2.) Astronomy. I personally witnessed on November 17, 1966, the Great Leonid Meteor Shower. An unbelievable display that has not been equalled since. Sources I've read since estimate 40 meteors per second in dark skies. Light pollution in OKC was nothing in '66 like it is now, so I'll guess that I was seeing at least a hundred per minute. It was the most awesome thing, to this day, I have ever seen.
Green Sheets we "ditched" by most carriers. They always had contests within the paper. There were random numbers within the paper and also listed winning numbers and prizes won for each number. Some carriers got into trouble because they would take the paper to some location and look for winning numbers. They would get a friend or relative to collect the prize and then split it with them. $50 I think was the top prize. Good money in the mid-60's.

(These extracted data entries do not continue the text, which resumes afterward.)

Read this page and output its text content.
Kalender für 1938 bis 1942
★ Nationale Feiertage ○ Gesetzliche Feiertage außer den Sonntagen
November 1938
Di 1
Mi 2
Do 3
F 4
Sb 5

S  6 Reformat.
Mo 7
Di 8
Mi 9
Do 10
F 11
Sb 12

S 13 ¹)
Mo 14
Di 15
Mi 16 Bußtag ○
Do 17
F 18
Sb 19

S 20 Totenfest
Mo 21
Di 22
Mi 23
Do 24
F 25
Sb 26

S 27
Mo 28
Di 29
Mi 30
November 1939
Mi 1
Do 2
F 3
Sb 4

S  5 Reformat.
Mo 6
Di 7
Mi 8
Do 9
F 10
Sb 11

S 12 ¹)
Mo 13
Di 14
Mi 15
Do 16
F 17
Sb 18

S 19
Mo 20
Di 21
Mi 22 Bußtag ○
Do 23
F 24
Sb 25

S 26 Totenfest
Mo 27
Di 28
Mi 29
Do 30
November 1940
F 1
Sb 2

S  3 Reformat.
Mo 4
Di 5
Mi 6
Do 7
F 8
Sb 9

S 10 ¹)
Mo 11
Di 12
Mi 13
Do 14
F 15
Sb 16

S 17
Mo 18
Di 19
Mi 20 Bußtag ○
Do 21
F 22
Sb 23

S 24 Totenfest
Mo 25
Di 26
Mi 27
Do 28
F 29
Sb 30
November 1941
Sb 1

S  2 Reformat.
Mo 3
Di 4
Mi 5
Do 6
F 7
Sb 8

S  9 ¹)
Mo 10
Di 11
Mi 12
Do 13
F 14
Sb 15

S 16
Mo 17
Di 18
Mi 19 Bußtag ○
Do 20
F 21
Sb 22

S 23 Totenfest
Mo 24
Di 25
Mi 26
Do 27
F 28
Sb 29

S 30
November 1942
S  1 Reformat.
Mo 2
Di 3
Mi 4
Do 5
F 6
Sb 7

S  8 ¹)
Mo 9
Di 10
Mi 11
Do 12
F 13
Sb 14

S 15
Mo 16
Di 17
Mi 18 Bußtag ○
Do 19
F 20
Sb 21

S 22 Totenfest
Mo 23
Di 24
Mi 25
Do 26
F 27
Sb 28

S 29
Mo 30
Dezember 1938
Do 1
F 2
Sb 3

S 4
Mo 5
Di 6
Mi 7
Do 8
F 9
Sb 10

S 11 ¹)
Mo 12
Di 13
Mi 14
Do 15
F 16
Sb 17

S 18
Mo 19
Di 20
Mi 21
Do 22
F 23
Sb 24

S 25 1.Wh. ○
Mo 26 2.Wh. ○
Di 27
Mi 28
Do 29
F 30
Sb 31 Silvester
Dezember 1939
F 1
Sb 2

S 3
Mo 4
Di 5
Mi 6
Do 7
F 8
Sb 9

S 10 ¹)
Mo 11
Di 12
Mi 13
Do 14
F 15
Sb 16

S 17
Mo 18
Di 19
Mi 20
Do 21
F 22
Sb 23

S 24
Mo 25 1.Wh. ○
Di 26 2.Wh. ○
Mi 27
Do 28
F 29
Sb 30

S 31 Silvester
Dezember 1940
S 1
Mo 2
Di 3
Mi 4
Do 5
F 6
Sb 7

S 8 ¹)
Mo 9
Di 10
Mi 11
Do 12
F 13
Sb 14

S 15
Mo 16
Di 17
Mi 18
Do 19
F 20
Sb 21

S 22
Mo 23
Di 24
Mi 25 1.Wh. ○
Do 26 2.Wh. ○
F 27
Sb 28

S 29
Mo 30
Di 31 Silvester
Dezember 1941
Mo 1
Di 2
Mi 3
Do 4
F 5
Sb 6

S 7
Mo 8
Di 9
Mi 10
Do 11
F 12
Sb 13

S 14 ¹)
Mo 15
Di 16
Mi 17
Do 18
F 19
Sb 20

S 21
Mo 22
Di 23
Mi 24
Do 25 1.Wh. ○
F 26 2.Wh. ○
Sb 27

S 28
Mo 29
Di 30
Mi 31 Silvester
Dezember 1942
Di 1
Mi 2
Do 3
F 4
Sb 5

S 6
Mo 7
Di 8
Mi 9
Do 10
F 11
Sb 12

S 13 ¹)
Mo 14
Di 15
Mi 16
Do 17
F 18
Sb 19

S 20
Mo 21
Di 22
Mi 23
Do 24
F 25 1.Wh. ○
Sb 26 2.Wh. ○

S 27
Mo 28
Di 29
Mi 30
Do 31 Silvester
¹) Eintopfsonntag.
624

Good money today
He started it over his disdain for the Oklahoman's treatment of him in his Governor's race...It was a spiteful move but I loved it and respect him for doing it...
When I was growing up in MWC in the late 60's and 70's my father took all 3 papers (the Journal and the Oklahoman in the morning, and the Times in the evening) at least for a while. After my father passed away last year my brothers and I found a Journal calendar from the last year they were in business while cleaning out his garage. If memory serves right, this is where Al Eshbach got his start in their sports department. Had a friend in H.S. who did some photograghy work for them. I really enjoyed having dueling papers for the balance.
Anyone remember the Oklahoma Advertiser? A weekly (Wednesdays) that stopped publication in the mid to late '60s.
Ill tell you one thing that infuriates the Dickens out of me. Since this site made copies of the journal easily available, I was struck a few years back and researching in the journal. There were some AMAZING PHOTOS taken and published in the the paper. Apparently Atkinson did NOT have the foresight to preserve the negatives and they were left in the leaky old Journal building where the got wet and were destroyed. At least Gaylord left the Oklahoma's negatives to the historical society.
There are some amazing photos from the urban renewal period that were almost priceless. . .and totally lost now.
I delivered the Journal on Tinker AFB in 1977 and 1978. Road my bike all over base housing in the early morning hours and then again in the afternoon throwing the Oklahoma City Times.